Figure 1.

Recombinant viruses used in this study. (A) Recombinant murine CMV (MCMV) was made by insertion of genes for NKG2D ligands, RAE-1γ, and murine UL16 binding protein-like transcript-1 (MULT-1) in place of m152 and m145, respectively.
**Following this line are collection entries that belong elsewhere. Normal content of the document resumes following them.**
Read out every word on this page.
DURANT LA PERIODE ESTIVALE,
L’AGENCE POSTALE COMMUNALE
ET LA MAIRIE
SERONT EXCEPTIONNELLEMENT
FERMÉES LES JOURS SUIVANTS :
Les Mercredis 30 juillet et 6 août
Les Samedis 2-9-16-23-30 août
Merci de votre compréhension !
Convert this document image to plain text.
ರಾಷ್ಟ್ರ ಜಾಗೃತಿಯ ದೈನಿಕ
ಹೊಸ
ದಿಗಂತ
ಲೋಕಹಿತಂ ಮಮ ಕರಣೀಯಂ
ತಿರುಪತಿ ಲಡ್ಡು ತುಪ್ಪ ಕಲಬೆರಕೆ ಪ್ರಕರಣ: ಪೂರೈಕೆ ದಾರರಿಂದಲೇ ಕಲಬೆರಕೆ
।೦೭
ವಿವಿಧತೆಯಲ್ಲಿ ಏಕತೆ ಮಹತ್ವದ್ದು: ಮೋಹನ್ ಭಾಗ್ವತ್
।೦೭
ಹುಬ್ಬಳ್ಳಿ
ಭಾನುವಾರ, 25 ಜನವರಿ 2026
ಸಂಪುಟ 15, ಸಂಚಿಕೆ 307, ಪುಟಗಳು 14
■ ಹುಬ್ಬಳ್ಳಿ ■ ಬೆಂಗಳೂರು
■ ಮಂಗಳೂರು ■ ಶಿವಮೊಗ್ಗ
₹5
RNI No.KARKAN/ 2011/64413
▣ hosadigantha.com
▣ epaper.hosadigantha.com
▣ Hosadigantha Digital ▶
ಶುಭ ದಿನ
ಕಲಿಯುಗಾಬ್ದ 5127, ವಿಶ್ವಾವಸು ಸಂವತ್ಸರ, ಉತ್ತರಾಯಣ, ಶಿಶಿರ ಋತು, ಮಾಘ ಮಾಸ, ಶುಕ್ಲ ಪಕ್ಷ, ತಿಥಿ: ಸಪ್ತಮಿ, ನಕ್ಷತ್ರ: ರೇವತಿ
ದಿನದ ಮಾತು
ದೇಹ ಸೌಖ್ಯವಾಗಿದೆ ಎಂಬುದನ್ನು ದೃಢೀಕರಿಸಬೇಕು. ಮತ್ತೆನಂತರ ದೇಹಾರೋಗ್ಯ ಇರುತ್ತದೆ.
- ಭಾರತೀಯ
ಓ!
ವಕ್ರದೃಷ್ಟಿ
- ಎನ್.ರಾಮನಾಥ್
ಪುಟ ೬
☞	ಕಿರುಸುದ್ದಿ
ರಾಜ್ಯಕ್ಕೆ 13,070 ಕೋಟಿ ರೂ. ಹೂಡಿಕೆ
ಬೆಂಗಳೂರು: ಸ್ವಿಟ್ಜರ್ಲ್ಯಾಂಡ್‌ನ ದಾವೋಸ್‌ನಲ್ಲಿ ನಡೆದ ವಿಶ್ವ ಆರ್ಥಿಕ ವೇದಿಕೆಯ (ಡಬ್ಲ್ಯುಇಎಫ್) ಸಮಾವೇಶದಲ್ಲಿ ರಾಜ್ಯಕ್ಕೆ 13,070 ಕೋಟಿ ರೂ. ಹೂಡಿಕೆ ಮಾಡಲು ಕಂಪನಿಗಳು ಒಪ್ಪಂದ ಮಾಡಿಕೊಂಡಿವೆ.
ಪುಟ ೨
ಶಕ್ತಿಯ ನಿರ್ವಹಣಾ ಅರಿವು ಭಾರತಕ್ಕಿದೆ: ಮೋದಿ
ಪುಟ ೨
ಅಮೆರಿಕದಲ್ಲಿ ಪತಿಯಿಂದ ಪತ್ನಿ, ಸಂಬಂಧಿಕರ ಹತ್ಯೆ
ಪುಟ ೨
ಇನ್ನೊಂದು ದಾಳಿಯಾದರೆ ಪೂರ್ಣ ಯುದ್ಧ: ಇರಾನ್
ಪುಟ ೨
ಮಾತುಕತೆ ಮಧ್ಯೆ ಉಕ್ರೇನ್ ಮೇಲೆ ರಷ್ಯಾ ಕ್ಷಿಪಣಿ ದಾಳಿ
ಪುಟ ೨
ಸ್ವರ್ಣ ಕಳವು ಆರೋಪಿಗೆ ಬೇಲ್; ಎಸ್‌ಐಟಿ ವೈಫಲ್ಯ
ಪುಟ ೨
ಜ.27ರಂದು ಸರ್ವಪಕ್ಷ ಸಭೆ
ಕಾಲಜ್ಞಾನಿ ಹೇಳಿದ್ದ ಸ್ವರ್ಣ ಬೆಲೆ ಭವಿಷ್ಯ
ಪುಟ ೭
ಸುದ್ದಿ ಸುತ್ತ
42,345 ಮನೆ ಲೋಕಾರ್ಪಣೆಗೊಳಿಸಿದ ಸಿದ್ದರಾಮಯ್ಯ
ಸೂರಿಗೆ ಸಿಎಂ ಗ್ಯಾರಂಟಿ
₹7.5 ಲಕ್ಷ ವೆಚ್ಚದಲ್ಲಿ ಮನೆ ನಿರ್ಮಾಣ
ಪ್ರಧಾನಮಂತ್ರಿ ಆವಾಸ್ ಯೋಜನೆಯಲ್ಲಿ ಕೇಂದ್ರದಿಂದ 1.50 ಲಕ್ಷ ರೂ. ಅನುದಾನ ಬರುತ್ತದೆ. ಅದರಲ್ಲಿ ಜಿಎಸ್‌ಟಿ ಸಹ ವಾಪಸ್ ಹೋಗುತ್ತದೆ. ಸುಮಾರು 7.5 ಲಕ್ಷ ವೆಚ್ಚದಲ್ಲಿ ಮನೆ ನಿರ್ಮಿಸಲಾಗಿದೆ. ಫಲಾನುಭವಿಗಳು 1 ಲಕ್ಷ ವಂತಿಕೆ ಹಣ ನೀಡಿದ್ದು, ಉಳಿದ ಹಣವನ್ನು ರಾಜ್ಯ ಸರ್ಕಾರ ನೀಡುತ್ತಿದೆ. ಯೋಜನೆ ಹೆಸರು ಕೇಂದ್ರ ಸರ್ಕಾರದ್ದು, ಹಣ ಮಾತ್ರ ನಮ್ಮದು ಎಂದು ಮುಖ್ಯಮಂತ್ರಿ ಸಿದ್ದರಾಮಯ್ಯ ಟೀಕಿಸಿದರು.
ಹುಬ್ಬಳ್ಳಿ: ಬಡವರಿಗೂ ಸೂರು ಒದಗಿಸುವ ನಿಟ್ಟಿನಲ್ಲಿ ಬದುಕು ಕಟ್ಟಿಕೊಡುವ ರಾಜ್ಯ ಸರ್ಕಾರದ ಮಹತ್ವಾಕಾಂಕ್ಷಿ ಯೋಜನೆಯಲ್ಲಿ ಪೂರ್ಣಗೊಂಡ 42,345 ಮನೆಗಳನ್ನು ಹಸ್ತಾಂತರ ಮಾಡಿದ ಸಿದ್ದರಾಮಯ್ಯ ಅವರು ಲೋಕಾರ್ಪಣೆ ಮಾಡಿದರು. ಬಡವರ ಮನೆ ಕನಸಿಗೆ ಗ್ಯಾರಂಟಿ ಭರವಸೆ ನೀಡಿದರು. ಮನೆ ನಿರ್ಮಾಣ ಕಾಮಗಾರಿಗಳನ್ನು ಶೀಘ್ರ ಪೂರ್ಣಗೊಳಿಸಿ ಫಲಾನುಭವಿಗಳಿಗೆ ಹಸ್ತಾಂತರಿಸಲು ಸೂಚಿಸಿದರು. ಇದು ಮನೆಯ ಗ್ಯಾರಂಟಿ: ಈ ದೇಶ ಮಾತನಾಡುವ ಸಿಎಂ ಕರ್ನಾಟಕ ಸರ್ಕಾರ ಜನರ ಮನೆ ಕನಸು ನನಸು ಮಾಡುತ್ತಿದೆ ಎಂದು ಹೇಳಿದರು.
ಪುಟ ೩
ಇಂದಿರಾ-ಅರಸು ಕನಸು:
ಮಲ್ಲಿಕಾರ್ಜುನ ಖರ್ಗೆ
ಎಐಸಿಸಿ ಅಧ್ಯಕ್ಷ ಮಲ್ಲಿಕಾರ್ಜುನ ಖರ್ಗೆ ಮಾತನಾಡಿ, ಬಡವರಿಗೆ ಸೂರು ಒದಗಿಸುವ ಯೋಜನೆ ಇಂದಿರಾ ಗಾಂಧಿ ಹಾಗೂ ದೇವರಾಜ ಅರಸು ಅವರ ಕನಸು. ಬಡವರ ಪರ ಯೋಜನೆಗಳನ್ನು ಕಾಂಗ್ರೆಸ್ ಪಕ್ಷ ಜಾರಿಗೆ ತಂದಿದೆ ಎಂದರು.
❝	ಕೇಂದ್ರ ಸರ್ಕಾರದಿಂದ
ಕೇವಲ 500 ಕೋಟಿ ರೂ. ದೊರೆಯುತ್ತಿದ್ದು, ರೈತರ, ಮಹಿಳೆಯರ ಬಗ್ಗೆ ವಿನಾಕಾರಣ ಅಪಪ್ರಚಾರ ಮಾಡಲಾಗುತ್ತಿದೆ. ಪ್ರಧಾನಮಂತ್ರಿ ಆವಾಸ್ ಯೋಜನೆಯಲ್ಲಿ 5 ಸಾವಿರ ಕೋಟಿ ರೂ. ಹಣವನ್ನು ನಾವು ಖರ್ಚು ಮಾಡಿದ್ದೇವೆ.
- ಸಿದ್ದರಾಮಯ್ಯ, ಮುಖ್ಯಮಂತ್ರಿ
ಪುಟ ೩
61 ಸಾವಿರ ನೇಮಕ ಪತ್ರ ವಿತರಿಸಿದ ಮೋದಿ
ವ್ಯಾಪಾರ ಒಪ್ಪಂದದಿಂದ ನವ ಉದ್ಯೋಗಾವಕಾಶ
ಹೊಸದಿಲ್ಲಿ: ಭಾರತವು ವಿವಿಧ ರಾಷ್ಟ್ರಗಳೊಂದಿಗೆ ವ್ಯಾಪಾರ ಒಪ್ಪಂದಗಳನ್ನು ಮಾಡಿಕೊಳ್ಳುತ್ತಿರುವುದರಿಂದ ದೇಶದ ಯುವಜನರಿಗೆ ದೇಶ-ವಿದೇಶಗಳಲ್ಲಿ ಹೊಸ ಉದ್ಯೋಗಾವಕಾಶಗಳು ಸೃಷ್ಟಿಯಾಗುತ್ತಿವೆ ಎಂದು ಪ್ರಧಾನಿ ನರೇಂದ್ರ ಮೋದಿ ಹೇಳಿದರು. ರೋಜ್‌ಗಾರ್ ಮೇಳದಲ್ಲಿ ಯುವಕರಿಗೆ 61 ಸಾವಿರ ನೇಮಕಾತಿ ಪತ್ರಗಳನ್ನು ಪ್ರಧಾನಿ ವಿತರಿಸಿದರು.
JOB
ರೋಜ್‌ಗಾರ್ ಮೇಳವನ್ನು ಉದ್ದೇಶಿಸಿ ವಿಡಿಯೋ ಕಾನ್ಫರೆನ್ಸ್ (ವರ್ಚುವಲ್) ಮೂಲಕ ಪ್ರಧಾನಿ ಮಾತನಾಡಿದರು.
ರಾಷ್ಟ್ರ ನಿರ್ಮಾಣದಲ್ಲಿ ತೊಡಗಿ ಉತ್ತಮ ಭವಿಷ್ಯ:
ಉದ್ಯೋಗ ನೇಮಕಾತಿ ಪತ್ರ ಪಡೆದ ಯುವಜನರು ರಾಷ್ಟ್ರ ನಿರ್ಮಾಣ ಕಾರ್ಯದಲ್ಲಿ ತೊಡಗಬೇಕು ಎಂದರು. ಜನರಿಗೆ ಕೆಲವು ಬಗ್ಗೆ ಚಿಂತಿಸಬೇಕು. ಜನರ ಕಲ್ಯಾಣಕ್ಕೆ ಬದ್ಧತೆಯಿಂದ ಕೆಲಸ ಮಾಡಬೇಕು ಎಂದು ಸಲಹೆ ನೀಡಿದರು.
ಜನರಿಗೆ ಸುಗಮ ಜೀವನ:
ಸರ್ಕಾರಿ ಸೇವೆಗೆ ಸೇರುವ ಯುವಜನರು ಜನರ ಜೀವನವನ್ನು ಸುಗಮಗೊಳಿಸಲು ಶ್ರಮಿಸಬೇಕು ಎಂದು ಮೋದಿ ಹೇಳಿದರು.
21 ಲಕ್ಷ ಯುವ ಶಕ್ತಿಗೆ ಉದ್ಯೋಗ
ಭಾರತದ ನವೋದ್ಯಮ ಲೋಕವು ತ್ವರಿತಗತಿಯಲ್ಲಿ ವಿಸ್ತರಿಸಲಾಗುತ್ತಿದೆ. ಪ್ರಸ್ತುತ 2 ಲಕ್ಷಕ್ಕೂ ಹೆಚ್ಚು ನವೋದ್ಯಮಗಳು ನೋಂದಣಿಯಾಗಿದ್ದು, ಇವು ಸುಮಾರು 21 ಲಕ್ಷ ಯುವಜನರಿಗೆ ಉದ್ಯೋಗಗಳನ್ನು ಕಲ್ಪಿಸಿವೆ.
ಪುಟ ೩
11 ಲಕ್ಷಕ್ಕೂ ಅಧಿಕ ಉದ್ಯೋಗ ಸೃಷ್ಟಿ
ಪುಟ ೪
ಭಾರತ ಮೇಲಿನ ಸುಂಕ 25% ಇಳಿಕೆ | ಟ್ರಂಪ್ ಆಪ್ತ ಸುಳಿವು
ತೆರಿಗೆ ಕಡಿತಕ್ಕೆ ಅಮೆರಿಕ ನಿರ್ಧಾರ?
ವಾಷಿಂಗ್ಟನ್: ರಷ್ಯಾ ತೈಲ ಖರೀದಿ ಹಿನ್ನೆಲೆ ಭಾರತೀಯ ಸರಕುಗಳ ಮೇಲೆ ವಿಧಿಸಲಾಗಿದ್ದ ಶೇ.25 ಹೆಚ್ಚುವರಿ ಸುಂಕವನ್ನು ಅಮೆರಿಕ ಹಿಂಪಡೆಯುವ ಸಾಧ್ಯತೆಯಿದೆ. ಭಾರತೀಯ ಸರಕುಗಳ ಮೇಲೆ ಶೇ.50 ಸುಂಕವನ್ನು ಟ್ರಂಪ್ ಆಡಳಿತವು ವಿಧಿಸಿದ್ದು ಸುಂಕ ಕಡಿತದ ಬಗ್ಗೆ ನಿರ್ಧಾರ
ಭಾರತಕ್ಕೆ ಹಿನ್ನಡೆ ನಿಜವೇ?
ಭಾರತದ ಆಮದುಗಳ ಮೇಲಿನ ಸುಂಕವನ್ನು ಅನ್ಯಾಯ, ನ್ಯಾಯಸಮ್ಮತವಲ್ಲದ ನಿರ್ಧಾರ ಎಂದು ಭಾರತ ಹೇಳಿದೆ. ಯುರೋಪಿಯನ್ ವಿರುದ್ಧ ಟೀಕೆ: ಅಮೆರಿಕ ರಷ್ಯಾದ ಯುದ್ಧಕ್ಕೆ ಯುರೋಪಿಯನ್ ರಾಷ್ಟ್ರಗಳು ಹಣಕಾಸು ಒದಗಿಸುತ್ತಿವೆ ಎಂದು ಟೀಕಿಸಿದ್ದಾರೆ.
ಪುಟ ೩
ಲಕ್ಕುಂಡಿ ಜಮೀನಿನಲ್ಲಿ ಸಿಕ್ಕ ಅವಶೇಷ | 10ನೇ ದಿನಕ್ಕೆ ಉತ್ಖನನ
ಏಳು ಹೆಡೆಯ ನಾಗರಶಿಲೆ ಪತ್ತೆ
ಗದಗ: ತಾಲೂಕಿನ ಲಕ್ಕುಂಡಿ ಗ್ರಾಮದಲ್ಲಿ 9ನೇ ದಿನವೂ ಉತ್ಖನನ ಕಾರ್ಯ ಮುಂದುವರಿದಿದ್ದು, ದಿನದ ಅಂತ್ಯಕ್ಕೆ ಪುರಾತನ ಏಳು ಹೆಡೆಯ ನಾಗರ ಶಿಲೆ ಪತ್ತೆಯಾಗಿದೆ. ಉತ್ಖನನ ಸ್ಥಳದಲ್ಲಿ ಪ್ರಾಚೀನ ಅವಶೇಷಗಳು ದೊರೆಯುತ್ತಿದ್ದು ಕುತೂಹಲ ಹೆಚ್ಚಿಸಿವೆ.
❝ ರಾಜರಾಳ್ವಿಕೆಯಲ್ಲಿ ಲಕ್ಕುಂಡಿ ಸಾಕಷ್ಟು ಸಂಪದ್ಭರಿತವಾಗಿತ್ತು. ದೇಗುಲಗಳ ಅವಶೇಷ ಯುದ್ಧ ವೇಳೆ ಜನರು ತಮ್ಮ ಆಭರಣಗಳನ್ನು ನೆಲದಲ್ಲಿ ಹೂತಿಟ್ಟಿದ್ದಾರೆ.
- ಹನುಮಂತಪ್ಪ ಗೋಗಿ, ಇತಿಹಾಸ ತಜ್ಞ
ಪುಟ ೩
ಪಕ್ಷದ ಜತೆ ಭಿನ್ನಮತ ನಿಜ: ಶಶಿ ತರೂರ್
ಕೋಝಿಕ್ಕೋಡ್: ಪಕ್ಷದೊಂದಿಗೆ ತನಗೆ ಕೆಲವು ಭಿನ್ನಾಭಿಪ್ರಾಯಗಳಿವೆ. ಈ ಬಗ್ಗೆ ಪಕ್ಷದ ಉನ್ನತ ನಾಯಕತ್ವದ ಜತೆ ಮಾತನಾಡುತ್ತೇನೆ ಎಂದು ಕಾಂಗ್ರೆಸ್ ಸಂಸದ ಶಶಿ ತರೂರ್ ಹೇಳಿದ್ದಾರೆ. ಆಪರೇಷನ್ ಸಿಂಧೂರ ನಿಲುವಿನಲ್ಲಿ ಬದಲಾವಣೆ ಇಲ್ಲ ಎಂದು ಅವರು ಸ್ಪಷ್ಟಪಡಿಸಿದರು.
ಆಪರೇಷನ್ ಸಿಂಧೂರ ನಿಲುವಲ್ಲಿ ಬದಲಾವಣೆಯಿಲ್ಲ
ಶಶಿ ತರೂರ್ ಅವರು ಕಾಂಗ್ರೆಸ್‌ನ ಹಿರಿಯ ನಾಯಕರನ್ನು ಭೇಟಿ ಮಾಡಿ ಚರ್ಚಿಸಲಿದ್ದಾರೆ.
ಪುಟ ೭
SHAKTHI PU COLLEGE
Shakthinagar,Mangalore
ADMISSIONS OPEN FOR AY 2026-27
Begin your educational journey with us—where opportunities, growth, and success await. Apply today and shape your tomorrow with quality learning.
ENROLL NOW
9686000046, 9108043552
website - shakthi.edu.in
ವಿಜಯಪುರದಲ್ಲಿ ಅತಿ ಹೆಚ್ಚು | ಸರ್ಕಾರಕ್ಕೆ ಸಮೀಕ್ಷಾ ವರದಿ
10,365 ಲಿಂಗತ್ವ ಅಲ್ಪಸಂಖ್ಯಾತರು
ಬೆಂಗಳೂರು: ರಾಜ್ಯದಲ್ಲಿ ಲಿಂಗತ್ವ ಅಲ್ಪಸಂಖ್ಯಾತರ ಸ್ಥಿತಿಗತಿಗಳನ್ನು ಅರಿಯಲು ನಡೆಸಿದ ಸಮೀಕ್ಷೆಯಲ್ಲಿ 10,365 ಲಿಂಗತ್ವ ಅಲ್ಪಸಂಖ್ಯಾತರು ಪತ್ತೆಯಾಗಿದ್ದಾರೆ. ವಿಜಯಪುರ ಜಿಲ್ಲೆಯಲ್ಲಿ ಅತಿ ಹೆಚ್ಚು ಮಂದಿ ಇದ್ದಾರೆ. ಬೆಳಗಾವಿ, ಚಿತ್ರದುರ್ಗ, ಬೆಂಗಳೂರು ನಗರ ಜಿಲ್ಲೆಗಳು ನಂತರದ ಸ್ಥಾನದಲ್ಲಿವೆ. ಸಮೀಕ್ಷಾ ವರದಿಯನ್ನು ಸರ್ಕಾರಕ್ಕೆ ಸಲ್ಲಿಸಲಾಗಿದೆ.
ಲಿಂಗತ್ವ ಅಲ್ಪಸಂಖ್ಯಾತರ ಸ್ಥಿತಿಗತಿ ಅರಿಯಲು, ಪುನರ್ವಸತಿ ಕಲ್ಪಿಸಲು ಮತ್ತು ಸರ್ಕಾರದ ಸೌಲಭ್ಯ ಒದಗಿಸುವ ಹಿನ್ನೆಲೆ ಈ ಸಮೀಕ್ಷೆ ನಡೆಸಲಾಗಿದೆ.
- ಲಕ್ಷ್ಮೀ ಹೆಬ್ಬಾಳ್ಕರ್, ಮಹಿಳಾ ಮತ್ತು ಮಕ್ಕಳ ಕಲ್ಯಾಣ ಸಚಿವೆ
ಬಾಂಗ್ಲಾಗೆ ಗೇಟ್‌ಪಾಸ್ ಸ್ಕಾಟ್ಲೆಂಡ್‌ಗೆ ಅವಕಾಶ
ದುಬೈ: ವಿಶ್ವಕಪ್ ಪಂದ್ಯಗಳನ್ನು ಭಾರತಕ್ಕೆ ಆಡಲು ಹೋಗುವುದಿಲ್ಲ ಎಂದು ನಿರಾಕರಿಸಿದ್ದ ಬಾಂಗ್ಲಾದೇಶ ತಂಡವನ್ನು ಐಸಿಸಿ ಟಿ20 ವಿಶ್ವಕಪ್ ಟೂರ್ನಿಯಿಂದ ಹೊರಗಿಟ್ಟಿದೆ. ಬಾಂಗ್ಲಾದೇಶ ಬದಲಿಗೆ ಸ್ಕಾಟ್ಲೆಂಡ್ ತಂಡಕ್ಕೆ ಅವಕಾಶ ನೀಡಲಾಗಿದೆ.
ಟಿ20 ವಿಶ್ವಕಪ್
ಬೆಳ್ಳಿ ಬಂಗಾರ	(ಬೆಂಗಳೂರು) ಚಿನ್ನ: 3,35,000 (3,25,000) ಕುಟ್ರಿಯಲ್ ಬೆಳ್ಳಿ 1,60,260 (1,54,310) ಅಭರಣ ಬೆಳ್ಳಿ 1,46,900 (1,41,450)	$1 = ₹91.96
OVA-derived K^b restricted CD8⁺ T cell epitope SIINFEKL was swapped with D^d restricted viral CD8⁺ T cell epitope of m164 ₁₆₇AGPPRYSRI₁₇₅. (B) Multi-step growth kinetics assay on mouse embryonic fibroblasts (MEF) comparing wild-type (WT) MCMV, RAE-1γMCMV, and MULT-1MCMV is shown. (C,D) MEFs were infected with 1.5 PFU/cell of indicated viruses and expression of NKG2D ligands was evaluated 24 h after infection by staining either with (C) mouse NKG2D-Fc fusion protein (black line) or (D) αRAE-1γ (upper row, black line), αMULT-1 (lower row, black line), and appropriate isotype controls (gray). (E) SVEC4-10 cells were infected with 3 PFU/cell of WT MCMV, Δm145MCMV, and MULT-1MCMV for 16 h. Surface expression of MULT-1 was detected with αMULT-1 (black line) or isotype control (gray).